Google nepal google.com.np — Nepali language among the top languages in hitting search queries in google

I never expected to find my mother-tongue here in google trends
I was just checking the trends in Google Trends

i found Nepali language among the top queries hitting language ( that meant people used www.google.com.np to hit these query terms i tried with terms

1. “Nokia software”

2. “Nokia 6600″

you can try with some other terms as well..

The graph for Trends of term “Nokia software” is here

and the chart of top 10 languages hitting above query ( “Nokia software”).

Similarly i tried for term “Nokia 6600″
the results are
The Graph is here


What google says about how they decide which language hit the most query ?
from their site

When the Cities tab is selected, Google Trends first looks at a sample of all Google searches to determine the cities from which we received the most searches for your first term. Then, for those top cities, Google Trends calculates the ratio of searches for your term coming from each city divided by total Google searches coming from the same city. The city ranking you see on the page and the bar charts alongside each city name both represent this ratio. When cities' ratios are fairly close together, the corresponding bar graphs will be roughly the same length, and the exact ranking between these cities is less meaningful.

The Regions and Languages tabs work just like the Cities tab. Google Trends uses IP address information from our server logs to make a best guess about where queries originated. Language information is determined by the language version of the Google site on which the search was originally entered.

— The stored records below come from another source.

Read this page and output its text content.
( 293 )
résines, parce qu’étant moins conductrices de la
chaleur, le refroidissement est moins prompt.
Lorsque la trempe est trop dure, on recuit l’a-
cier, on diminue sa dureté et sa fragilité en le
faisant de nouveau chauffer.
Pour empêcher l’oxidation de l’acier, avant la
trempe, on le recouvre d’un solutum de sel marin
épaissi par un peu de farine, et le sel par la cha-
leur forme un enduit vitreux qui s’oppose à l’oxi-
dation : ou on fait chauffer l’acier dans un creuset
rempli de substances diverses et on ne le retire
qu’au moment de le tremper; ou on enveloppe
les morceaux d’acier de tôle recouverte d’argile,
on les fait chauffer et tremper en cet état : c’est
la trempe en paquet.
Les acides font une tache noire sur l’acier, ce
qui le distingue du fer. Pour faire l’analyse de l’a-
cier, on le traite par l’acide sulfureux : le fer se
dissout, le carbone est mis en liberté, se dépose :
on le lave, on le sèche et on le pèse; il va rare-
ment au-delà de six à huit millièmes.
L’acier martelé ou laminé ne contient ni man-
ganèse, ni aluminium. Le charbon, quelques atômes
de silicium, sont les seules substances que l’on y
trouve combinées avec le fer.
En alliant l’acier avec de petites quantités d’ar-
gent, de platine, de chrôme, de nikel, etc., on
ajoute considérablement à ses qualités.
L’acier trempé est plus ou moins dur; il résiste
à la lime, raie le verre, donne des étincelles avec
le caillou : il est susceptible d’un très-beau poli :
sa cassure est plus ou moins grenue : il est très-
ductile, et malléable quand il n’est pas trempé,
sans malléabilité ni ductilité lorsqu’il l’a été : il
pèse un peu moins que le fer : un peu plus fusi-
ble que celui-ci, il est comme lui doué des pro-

Keep in mind that instead of measuring overall interest in a topic, Google Trends shows users' propensity to search for that topic on Google on a relative basis. For example, just because a particular region isn't on the Top Regions list for the term “haircut” doesn't necessarily mean that people there have decided to stage a mass rebellion against society's conventions. It could be that people in that region might not use Google to find a barber, use a different term when doing their searches, or simply search for so many other topics unrelated to haircuts that searches for “haircut” make up a very small portion of the search volume from that region when compared to other regions.